Investing in property has long been a favourite and trusted way for many Australians to increase their wealth and secure a stable financial future. It is, however, important to note that not all property investments are guaranteed to be profitable and there are many factors to consider which will determine the success of your venture.

To help ensure the profitability of your next investment you should research and get to know which type of property will suit your goals and budget best. Here are five of the most important things to consider before you build an investment property.

 

  1. Target market

One of your first priorities should be to get to know your target tenants as they’ll have a big influence on the type of property you should build and the best location for it.

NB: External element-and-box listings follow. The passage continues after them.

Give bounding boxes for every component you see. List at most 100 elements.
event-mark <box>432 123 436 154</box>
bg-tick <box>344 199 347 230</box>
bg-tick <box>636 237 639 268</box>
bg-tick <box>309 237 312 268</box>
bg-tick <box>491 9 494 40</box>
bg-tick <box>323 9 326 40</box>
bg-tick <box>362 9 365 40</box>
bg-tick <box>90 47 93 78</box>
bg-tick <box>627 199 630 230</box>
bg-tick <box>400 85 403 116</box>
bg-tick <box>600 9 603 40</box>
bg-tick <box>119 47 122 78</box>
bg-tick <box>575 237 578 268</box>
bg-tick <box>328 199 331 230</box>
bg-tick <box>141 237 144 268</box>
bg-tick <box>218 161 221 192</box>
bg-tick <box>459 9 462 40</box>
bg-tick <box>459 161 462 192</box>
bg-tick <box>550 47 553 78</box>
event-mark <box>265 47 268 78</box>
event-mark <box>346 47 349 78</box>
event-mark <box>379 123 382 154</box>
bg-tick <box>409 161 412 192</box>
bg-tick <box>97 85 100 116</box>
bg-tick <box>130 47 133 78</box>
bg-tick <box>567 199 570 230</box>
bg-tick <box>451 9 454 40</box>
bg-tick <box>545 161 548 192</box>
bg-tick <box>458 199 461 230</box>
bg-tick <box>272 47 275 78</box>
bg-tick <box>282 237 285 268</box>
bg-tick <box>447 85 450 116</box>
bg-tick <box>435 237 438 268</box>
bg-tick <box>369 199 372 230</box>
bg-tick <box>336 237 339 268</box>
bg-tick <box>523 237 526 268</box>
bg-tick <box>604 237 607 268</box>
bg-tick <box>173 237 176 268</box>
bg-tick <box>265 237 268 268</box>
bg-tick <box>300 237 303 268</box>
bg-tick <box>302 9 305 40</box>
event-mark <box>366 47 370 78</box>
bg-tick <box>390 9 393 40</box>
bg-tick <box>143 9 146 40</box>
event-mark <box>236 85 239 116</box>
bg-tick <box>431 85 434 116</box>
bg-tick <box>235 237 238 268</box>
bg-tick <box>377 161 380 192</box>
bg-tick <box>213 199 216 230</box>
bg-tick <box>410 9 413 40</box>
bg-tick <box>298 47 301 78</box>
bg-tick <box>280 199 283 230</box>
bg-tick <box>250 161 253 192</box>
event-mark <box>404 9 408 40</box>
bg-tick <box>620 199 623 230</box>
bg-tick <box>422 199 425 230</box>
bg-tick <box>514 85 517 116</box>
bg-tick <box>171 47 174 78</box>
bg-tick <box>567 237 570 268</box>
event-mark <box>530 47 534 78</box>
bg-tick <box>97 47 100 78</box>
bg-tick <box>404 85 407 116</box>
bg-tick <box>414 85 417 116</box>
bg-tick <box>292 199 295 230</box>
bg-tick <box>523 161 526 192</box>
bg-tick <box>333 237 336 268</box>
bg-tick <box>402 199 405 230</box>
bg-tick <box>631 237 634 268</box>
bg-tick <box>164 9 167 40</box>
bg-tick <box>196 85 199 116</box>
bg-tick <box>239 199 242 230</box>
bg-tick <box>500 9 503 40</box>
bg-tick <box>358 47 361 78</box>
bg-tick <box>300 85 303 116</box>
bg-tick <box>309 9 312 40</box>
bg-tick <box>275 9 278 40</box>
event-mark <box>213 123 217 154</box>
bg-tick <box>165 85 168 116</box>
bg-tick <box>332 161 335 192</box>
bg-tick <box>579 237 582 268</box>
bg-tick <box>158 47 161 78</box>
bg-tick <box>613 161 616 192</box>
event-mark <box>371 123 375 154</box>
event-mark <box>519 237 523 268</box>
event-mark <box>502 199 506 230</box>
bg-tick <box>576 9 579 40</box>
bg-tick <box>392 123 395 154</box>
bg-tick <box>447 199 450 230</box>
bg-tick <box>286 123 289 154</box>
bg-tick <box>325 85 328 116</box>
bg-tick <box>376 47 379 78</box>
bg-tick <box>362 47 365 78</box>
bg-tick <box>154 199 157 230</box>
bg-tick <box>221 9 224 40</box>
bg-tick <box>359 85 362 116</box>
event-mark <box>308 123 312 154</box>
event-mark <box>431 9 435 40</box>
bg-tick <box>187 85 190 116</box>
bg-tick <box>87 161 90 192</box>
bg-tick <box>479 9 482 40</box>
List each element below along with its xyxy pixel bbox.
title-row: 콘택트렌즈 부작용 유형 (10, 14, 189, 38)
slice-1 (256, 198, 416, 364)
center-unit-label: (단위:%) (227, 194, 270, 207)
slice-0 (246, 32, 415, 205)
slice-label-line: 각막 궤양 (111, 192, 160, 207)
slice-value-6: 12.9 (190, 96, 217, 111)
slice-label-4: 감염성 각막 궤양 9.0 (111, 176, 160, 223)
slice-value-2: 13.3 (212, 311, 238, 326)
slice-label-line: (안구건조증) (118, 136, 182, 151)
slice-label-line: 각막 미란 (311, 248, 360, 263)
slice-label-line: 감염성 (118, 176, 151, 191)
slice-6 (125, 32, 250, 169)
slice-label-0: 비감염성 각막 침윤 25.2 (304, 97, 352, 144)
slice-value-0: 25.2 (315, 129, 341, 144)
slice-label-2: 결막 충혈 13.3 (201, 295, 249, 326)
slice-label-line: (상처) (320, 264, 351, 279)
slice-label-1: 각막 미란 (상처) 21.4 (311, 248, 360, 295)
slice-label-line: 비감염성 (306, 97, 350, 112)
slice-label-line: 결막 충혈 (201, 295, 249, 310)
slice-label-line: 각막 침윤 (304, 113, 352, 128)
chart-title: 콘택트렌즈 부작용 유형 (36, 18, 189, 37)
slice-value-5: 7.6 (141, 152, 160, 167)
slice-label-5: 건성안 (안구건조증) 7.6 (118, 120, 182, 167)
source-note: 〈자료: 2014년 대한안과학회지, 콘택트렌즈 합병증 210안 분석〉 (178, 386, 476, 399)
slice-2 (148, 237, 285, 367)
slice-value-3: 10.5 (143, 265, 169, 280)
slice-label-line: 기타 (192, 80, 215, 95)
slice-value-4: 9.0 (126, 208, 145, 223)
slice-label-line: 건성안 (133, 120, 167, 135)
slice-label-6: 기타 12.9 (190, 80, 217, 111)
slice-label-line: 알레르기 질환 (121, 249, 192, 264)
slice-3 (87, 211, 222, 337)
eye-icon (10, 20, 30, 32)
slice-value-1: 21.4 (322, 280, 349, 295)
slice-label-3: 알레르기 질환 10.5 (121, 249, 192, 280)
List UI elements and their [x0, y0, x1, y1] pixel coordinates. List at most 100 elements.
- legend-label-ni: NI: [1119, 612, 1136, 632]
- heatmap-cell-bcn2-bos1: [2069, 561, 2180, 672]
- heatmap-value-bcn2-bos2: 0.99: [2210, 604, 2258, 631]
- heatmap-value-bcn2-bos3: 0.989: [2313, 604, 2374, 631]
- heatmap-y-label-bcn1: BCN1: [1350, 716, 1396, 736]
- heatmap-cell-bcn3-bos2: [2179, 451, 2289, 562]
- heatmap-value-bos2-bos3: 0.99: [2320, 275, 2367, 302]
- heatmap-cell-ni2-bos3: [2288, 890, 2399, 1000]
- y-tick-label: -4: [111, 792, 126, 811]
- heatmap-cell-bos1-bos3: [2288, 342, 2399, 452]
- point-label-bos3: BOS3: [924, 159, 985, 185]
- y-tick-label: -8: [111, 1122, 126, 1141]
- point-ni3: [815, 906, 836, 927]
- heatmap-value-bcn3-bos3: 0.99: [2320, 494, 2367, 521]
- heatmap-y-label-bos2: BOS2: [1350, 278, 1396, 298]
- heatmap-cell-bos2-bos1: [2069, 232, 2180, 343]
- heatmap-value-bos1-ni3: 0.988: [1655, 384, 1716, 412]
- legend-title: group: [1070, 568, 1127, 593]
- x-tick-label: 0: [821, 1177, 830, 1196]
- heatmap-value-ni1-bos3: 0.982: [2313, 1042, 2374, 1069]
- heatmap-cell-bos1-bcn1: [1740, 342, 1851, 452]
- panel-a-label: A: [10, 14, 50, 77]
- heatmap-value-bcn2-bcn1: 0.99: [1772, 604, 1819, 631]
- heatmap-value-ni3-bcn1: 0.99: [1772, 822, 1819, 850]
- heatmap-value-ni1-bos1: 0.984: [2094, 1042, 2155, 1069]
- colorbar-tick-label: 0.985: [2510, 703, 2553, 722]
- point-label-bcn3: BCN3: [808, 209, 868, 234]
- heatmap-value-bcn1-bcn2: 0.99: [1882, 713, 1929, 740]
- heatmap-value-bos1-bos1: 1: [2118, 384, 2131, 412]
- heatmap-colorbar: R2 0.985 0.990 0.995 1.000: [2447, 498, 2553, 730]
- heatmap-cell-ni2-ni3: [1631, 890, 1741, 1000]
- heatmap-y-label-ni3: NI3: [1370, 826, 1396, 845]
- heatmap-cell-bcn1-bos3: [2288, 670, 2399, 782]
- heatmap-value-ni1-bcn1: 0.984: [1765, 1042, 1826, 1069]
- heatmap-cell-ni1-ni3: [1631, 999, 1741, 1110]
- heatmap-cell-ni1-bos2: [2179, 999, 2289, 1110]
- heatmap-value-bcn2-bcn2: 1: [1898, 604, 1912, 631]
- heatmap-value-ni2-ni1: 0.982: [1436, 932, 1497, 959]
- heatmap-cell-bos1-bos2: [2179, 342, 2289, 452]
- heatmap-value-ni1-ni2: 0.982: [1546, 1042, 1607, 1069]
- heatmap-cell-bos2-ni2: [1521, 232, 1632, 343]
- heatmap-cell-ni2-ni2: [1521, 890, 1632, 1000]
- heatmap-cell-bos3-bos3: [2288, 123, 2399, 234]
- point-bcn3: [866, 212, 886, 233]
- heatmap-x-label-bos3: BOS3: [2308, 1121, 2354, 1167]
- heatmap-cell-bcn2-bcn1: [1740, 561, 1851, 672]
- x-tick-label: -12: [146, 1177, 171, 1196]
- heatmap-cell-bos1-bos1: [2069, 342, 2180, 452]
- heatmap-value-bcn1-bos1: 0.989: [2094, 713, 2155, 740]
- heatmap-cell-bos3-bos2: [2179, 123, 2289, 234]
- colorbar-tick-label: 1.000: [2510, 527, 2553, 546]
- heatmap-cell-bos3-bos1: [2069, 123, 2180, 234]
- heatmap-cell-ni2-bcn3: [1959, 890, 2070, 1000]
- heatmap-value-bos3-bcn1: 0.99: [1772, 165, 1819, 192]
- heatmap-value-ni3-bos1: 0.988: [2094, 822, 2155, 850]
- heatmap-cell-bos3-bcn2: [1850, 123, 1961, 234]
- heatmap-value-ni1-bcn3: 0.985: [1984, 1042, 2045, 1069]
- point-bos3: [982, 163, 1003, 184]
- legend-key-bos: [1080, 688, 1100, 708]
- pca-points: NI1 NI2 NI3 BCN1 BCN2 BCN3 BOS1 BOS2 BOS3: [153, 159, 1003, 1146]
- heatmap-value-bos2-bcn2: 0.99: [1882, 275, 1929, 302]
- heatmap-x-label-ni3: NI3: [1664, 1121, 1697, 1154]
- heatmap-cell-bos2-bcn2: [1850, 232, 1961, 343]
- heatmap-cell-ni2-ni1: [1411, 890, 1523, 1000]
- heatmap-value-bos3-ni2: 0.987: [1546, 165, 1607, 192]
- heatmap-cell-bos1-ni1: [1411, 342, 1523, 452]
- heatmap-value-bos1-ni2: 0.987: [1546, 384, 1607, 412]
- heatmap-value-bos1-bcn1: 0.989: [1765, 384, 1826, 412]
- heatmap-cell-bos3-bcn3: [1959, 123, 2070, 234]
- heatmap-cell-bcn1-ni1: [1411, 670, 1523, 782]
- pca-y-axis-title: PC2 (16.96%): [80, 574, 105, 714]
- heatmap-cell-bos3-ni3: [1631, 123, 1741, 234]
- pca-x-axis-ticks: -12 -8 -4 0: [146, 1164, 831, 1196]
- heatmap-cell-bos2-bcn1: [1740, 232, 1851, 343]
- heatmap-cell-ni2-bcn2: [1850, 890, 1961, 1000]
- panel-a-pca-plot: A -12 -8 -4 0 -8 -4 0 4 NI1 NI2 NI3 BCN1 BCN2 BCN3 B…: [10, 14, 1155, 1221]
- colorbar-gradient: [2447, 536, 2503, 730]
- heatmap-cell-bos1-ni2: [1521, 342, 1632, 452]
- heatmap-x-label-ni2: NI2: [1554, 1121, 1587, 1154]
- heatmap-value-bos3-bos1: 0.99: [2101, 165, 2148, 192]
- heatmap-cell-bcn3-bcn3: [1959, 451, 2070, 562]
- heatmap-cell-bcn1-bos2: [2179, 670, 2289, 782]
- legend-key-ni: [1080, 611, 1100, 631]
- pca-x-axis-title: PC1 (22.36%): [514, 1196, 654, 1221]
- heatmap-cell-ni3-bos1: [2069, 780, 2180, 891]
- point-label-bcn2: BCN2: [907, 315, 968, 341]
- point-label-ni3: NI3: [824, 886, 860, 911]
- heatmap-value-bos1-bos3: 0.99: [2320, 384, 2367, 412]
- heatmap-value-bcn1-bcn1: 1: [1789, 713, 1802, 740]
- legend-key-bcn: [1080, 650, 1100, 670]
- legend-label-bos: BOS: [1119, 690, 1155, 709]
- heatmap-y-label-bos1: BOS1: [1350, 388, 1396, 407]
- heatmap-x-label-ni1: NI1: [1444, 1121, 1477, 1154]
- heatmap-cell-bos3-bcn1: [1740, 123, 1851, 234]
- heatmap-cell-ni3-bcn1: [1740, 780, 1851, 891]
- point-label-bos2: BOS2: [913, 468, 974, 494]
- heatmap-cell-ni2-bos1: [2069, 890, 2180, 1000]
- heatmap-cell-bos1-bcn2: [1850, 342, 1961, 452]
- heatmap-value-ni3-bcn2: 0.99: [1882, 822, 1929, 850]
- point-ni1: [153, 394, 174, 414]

Get to know your target tenants by speaking with local property managers, researching local sentiment surrounding the area in suburb reviews and the demographics of the area online.

  1. Location

Find a block of land in an area with good potential to grow in value in the coming years. Ask yourself whether it’ll be easy to find quality tenants in the area and what your return of investment will be if you sell the property in the near future or in a few years’ time. Also look out for potential future growth by identifying new developments, shopping centre upgrades and new business or transport infrastructures in the works.

  1. Design

Once you have determined which target market will suit your location best, or vice versa, you should build the ideal home for them. Smaller units like duplexes and triplexes often attract younger couples or singles that are looking for convenient and easily maintained homes rather than space and other luxuries. Also aim for a design with longevity – choose something that is stylish but functional and modern with classic features that won’t become outdated very quickly.

  1. The property market

The property market changes constantly, and an investment property type or location that may have been lucrative a few years ago, may not be your best option today. Before you start building, aim to understand the current market dynamics. Talk to an agent or research online to find out about the average rents, property values and growth, suburb demographics, and the surrounding properties you’ll be competing with. Look at vacancy rates, renter versus owner occupier rates, rental yield and capital growth rates.

  1. Costs

Your dream may be to invest in a large scale property investment from the start, but the reality is that you should only build what you can afford. Many property investors start off with smaller projects, such as developing their existing property with a house behind house or duplex development and then take on bigger investment opportunities once they have more experience and capital available.

The thought of making the right investment property choice may seem daunting, but it shouldn’t be. We recommend seeking out the assistance of an experienced agent, financial advisor or property developer to put you on the right track.